The system was also tested on its ability to locate features at particular chromosome regions in the human genome. CTA’s craftiness helped execute these search queries, generating code that was 18 times shorter while being slightly faster on average than three comparable baselines.

Another case study showed how useful CTA could be for 3D deep learning tasks, which help robots see their environments before picking up objects. In particular, their system excelled at calculating datapoints within a neural radiance field (NeRF), a deep learning approach that constructs a 3D scene using 2D images.
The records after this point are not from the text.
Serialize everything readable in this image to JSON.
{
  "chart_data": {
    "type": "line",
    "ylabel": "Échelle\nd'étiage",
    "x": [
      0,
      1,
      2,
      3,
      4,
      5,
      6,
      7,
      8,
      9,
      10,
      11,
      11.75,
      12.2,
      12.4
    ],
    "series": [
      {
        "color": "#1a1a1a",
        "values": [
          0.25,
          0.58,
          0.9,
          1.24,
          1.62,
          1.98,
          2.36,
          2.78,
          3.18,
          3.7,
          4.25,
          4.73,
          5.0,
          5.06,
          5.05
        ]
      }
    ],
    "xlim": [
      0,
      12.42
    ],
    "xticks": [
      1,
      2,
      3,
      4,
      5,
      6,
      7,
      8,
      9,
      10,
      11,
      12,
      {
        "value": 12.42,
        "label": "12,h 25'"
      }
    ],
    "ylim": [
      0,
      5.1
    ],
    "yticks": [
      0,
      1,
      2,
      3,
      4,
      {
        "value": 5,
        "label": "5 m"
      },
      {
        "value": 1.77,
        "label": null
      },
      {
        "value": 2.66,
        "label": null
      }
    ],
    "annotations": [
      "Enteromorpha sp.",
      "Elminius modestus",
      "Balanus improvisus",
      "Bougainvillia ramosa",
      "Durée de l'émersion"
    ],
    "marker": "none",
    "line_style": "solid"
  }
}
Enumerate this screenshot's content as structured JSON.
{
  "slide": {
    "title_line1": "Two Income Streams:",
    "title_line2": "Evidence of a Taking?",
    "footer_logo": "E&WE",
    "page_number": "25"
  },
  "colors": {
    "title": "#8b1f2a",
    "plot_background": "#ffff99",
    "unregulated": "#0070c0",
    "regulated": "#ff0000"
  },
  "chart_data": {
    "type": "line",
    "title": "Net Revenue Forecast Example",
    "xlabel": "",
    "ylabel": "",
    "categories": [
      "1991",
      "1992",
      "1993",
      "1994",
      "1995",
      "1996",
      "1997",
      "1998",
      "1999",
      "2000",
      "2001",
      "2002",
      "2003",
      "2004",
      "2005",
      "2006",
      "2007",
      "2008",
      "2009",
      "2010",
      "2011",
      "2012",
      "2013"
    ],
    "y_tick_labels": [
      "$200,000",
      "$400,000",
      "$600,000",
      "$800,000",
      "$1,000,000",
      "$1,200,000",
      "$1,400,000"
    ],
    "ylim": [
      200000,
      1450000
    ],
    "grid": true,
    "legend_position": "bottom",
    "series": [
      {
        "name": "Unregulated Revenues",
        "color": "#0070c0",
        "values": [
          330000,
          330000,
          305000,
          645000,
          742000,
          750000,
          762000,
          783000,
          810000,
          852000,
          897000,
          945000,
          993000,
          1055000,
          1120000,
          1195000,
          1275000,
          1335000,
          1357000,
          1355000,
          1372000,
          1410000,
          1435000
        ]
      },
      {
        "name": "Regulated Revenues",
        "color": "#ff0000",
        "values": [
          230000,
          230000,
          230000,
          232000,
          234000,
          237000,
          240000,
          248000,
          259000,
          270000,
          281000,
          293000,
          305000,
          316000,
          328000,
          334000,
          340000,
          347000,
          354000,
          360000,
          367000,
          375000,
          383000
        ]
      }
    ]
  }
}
It was nearly twice as fast as a comparable PyTorch tool at this task, while writing roughly 70 lines of code less.

Each experiment revealed how tensors can accelerate how we analyze a variety of complex applications. “Previously, the tensor world and the non-tensor world have largely evolved in isolation, developing their own algorithms and data structures independently,” says lead author Jaeyeon Won SM ‘23, who is an MIT PhD student at CSAIL co-advised by Emer and Amarasinghe. “Using our language, we discovered that many geometric applications can be expressed concisely and precisely in continuous Einsums — while benefiting from the same performance optimizations used in sparse tensor compilers.”

“We believe this serves as a bridge between the two worlds,” adds Won. “Moreover, we aim to explore how optimizations from the non-tensor world — for example, whether ray-tracing cores could accelerate tensor programs — can be reinterpreted and applied through the lens of continuous tensor notation.”

CTA presents an exciting avenue for tensor programming by expanding its capabilities to work in continuous, infinite spaces. Won, Emer, and Amarasinghe’s next step may be to explore even more complex data structures in this realm, which use variables instead of constants to represent the values of certain points within a region. In turn, they could experiment with more complex applications in deep learning and computer graphics, providing a deeper examination of intricate worlds and scientific visualizations.

Won, Emer, and Amarasinghe wrote the paper with Georgia Institute of Technology Assistant Professor Willow Ahrens SM ‘19 PhD ‘24 and CSAIL affiliates: PhD student Teodoro Fields Collin SM ‘25. Their work was supported, in part, by Intel, the National Science Foundation, DARPA, and the U.S. Department of Energy’s Predictive Science Academic Alliance Program (PSAAP). They presented their research at the Object-Oriented Programming, Systems, Languages & Applications conference (OOPSLA) in Singapore in October.